Solulo:No, no... genetive is a very "stupid" case. It's very often ambiguous in most languages;
We could do something crazy and have an accusative, genitive, and oblique case, and use then without giving into the chaotic myriad of interpretations that natural languages have given those cases rido.gif

But also, the genitive is mostly a disaster in European languages, like German, Slavic, etc languages.

This is because Indo-European did not have true prepositions, like we have today. Instead, the cases did all the work, and the prepositions/postpositions were just adverbs describing the exact manner the noun case was functioning in.

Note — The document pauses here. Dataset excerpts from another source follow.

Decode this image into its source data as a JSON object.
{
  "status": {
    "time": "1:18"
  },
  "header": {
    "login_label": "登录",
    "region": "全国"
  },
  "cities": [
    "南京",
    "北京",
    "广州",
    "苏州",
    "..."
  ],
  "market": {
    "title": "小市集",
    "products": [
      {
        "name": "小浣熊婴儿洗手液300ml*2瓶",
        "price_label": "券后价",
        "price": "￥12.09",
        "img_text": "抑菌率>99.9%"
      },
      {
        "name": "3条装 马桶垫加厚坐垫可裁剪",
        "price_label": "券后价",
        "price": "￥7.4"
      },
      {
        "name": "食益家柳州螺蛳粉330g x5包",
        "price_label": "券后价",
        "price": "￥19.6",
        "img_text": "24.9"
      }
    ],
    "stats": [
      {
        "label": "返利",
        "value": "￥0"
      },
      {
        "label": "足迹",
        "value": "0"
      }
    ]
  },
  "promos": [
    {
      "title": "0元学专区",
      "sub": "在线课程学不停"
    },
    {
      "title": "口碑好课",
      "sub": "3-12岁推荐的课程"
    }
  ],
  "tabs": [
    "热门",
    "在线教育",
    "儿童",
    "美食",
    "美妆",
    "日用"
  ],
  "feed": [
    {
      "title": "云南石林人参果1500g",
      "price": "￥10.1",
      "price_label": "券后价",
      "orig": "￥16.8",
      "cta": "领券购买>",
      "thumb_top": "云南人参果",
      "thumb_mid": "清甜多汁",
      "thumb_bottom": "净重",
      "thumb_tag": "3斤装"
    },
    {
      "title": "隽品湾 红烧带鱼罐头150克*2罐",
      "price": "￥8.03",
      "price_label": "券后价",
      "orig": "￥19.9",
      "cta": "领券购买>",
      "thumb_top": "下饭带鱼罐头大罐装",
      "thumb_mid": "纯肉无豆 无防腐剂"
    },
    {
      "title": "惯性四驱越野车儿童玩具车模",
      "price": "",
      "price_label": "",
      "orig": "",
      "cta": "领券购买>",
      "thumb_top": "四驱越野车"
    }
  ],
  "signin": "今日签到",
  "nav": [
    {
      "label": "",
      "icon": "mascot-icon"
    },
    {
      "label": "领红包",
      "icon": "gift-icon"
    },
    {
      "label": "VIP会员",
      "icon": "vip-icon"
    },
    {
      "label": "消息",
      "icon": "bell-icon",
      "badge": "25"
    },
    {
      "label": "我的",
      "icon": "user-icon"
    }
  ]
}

As a result, when more and more cases started splitting up or fusing together in later Indo-European languages, there was no foundational rule about which case should use which prepositions anymore.

Compare this to say Japanese or Turkish or Finnish, and they use their "genitive" constructions a lot more regularly. For extra information (for example, "li estas inter la du uloj"), you structure things debatebly more logically, e.g. in Japanese you use a genitive and locative case combination, e.g.

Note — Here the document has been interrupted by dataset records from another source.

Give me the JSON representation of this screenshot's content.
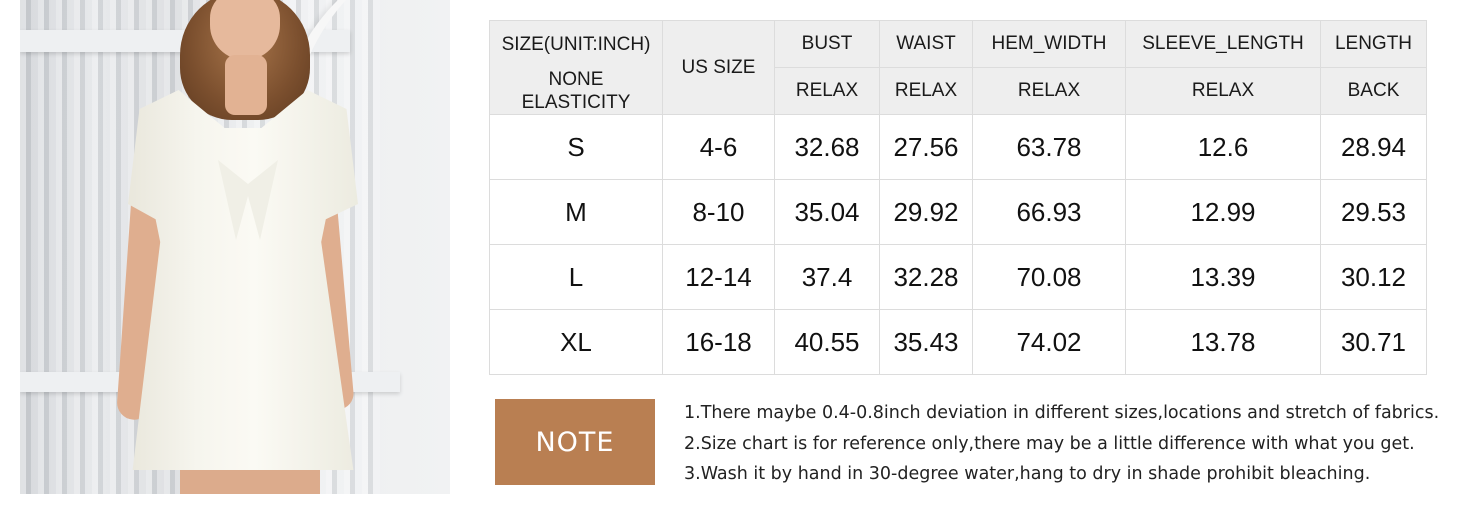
{
  "product_image": {
    "alt": "Woman wearing white short-sleeve tie-front dress"
  },
  "size_table": {
    "header_top": {
      "size_unit": "SIZE(UNIT:INCH)",
      "us_size": "US SIZE",
      "bust": "BUST",
      "waist": "WAIST",
      "hem_width": "HEM_WIDTH",
      "sleeve_length": "SLEEVE_LENGTH",
      "length": "LENGTH"
    },
    "header_sub": {
      "elasticity": "NONE ELASTICITY",
      "bust": "RELAX",
      "waist": "RELAX",
      "hem_width": "RELAX",
      "sleeve_length": "RELAX",
      "length": "BACK"
    },
    "rows": [
      {
        "size": "S",
        "us_size": "4-6",
        "bust": "32.68",
        "waist": "27.56",
        "hem_width": "63.78",
        "sleeve_length": "12.6",
        "length": "28.94"
      },
      {
        "size": "M",
        "us_size": "8-10",
        "bust": "35.04",
        "waist": "29.92",
        "hem_width": "66.93",
        "sleeve_length": "12.99",
        "length": "29.53"
      },
      {
        "size": "L",
        "us_size": "12-14",
        "bust": "37.4",
        "waist": "32.28",
        "hem_width": "70.08",
        "sleeve_length": "13.39",
        "length": "30.12"
      },
      {
        "size": "XL",
        "us_size": "16-18",
        "bust": "40.55",
        "waist": "35.43",
        "hem_width": "74.02",
        "sleeve_length": "13.78",
        "length": "30.71"
      }
    ]
  },
  "note": {
    "label": "NOTE",
    "color": "#b97f52",
    "lines": [
      "1.There maybe 0.4-0.8inch deviation in different sizes,locations and stretch of fabrics.",
      "2.Size chart is for reference only,there may be a little difference with what you get.",
      "3.Wash it by hand in 30-degree water,hang to dry in shade prohibit bleaching."
    ]
  }
}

"Yama no naka ni arimasu" (I might be making error here!) might mean "(ĝi) estas en la monto", or more literally, "ĝi estas ĉe la mezo/en-o de la monto".

So, rather than having prepositions, or adverb+case combinations, they deal with things more nominally. I think Turkish might be similar, since they don't really have any prepositions, but you might need someone else to explain it.

Turkish cases

EDIT: Ha, my suspicions were correct. Turkish does the same thing as Japanese, by saying "I am located at the inside/interior of the house" rather than "I am inside the house". See here and compare to the previous link (Turkish Cases) if you're interested in it.

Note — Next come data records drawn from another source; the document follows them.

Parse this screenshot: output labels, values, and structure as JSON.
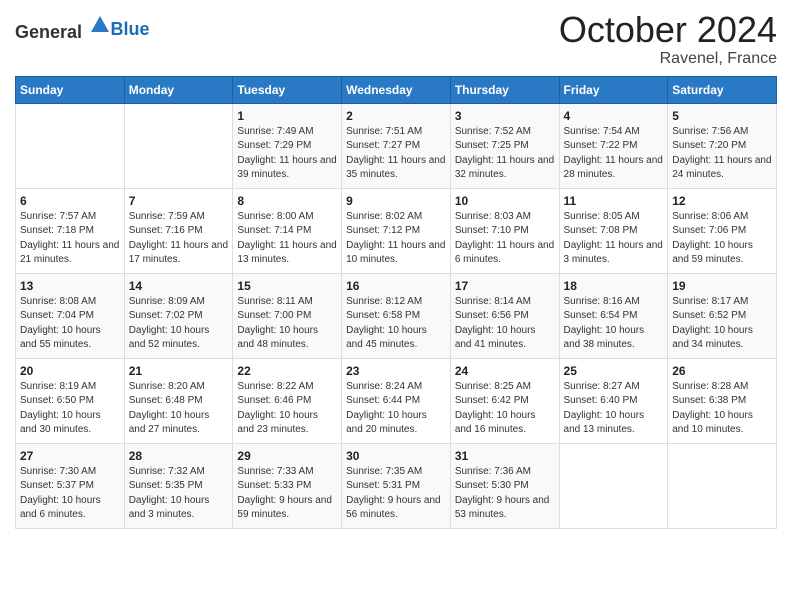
{
  "logo": {
    "general": "General",
    "blue": "Blue"
  },
  "header": {
    "month": "October 2024",
    "location": "Ravenel, France"
  },
  "days_of_week": [
    "Sunday",
    "Monday",
    "Tuesday",
    "Wednesday",
    "Thursday",
    "Friday",
    "Saturday"
  ],
  "weeks": [
    [
      {
        "day": "",
        "sunrise": "",
        "sunset": "",
        "daylight": ""
      },
      {
        "day": "",
        "sunrise": "",
        "sunset": "",
        "daylight": ""
      },
      {
        "day": "1",
        "sunrise": "Sunrise: 7:49 AM",
        "sunset": "Sunset: 7:29 PM",
        "daylight": "Daylight: 11 hours and 39 minutes."
      },
      {
        "day": "2",
        "sunrise": "Sunrise: 7:51 AM",
        "sunset": "Sunset: 7:27 PM",
        "daylight": "Daylight: 11 hours and 35 minutes."
      },
      {
        "day": "3",
        "sunrise": "Sunrise: 7:52 AM",
        "sunset": "Sunset: 7:25 PM",
        "daylight": "Daylight: 11 hours and 32 minutes."
      },
      {
        "day": "4",
        "sunrise": "Sunrise: 7:54 AM",
        "sunset": "Sunset: 7:22 PM",
        "daylight": "Daylight: 11 hours and 28 minutes."
      },
      {
        "day": "5",
        "sunrise": "Sunrise: 7:56 AM",
        "sunset": "Sunset: 7:20 PM",
        "daylight": "Daylight: 11 hours and 24 minutes."
      }
    ],
    [
      {
        "day": "6",
        "sunrise": "Sunrise: 7:57 AM",
        "sunset": "Sunset: 7:18 PM",
        "daylight": "Daylight: 11 hours and 21 minutes."
      },
      {
        "day": "7",
        "sunrise": "Sunrise: 7:59 AM",
        "sunset": "Sunset: 7:16 PM",
        "daylight": "Daylight: 11 hours and 17 minutes."
      },
      {
        "day": "8",
        "sunrise": "Sunrise: 8:00 AM",
        "sunset": "Sunset: 7:14 PM",
        "daylight": "Daylight: 11 hours and 13 minutes."
      },
      {
        "day": "9",
        "sunrise": "Sunrise: 8:02 AM",
        "sunset": "Sunset: 7:12 PM",
        "daylight": "Daylight: 11 hours and 10 minutes."
      },
      {
        "day": "10",
        "sunrise": "Sunrise: 8:03 AM",
        "sunset": "Sunset: 7:10 PM",
        "daylight": "Daylight: 11 hours and 6 minutes."
      },
      {
        "day": "11",
        "sunrise": "Sunrise: 8:05 AM",
        "sunset": "Sunset: 7:08 PM",
        "daylight": "Daylight: 11 hours and 3 minutes."
      },
      {
        "day": "12",
        "sunrise": "Sunrise: 8:06 AM",
        "sunset": "Sunset: 7:06 PM",
        "daylight": "Daylight: 10 hours and 59 minutes."
      }
    ],
    [
      {
        "day": "13",
        "sunrise": "Sunrise: 8:08 AM",
        "sunset": "Sunset: 7:04 PM",
        "daylight": "Daylight: 10 hours and 55 minutes."
      },
      {
        "day": "14",
        "sunrise": "Sunrise: 8:09 AM",
        "sunset": "Sunset: 7:02 PM",
        "daylight": "Daylight: 10 hours and 52 minutes."
      },
      {
        "day": "15",
        "sunrise": "Sunrise: 8:11 AM",
        "sunset": "Sunset: 7:00 PM",
        "daylight": "Daylight: 10 hours and 48 minutes."
      },
      {
        "day": "16",
        "sunrise": "Sunrise: 8:12 AM",
        "sunset": "Sunset: 6:58 PM",
        "daylight": "Daylight: 10 hours and 45 minutes."
      },
      {
        "day": "17",
        "sunrise": "Sunrise: 8:14 AM",
        "sunset": "Sunset: 6:56 PM",
        "daylight": "Daylight: 10 hours and 41 minutes."
      },
      {
        "day": "18",
        "sunrise": "Sunrise: 8:16 AM",
        "sunset": "Sunset: 6:54 PM",
        "daylight": "Daylight: 10 hours and 38 minutes."
      },
      {
        "day": "19",
        "sunrise": "Sunrise: 8:17 AM",
        "sunset": "Sunset: 6:52 PM",
        "daylight": "Daylight: 10 hours and 34 minutes."
      }
    ],
    [
      {
        "day": "20",
        "sunrise": "Sunrise: 8:19 AM",
        "sunset": "Sunset: 6:50 PM",
        "daylight": "Daylight: 10 hours and 30 minutes."
      },
      {
        "day": "21",
        "sunrise": "Sunrise: 8:20 AM",
        "sunset": "Sunset: 6:48 PM",
        "daylight": "Daylight: 10 hours and 27 minutes."
      },
      {
        "day": "22",
        "sunrise": "Sunrise: 8:22 AM",
        "sunset": "Sunset: 6:46 PM",
        "daylight": "Daylight: 10 hours and 23 minutes."
      },
      {
        "day": "23",
        "sunrise": "Sunrise: 8:24 AM",
        "sunset": "Sunset: 6:44 PM",
        "daylight": "Daylight: 10 hours and 20 minutes."
      },
      {
        "day": "24",
        "sunrise": "Sunrise: 8:25 AM",
        "sunset": "Sunset: 6:42 PM",
        "daylight": "Daylight: 10 hours and 16 minutes."
      },
      {
        "day": "25",
        "sunrise": "Sunrise: 8:27 AM",
        "sunset": "Sunset: 6:40 PM",
        "daylight": "Daylight: 10 hours and 13 minutes."
      },
      {
        "day": "26",
        "sunrise": "Sunrise: 8:28 AM",
        "sunset": "Sunset: 6:38 PM",
        "daylight": "Daylight: 10 hours and 10 minutes."
      }
    ],
    [
      {
        "day": "27",
        "sunrise": "Sunrise: 7:30 AM",
        "sunset": "Sunset: 5:37 PM",
        "daylight": "Daylight: 10 hours and 6 minutes."
      },
      {
        "day": "28",
        "sunrise": "Sunrise: 7:32 AM",
        "sunset": "Sunset: 5:35 PM",
        "daylight": "Daylight: 10 hours and 3 minutes."
      },
      {
        "day": "29",
        "sunrise": "Sunrise: 7:33 AM",
        "sunset": "Sunset: 5:33 PM",
        "daylight": "Daylight: 9 hours and 59 minutes."
      },
      {
        "day": "30",
        "sunrise": "Sunrise: 7:35 AM",
        "sunset": "Sunset: 5:31 PM",
        "daylight": "Daylight: 9 hours and 56 minutes."
      },
      {
        "day": "31",
        "sunrise": "Sunrise: 7:36 AM",
        "sunset": "Sunset: 5:30 PM",
        "daylight": "Daylight: 9 hours and 53 minutes."
      },
      {
        "day": "",
        "sunrise": "",
        "sunset": "",
        "daylight": ""
      },
      {
        "day": "",
        "sunrise": "",
        "sunset": "",
        "daylight": ""
      }
    ]
  ]
}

geo63 (Montri la profilon) 2011-aŭgusto-14 07:17:22

ceigered:EDIT: Ha, my suspicions were correct. Turkish does the same thing as Japanese, by saying "I am located at the inside/interior of the house" rather than "I am inside the house". See here and compare to the previous link (Turkish Cases) if you're interested in it.
I don't see any problem here. In Polish you can say:

Jestem wewnątrz domu - I am at the interior of the house

or

Znajduję się wewnątrz domu - I am located at the interior of the house

dom (house) - domu (of the house)

Does it mean that Polish is Turkish?

Henüz Türk değilim!!!

ceigered (Montri la profilon) 2011-aŭgusto-15 10:47:04

Maybe Turkish is Polish.. It's all a conspiracy to confuse us people who don't live in Europe rido.gif

(I think the main difference is that in our Indo-European languages we use prepositions (in perhaps a confusing manner when we also use cases at the same time), where as in other languages they use "nouns" that act like prepositions.... I'll shutup bout that since I'm a bit off topic now).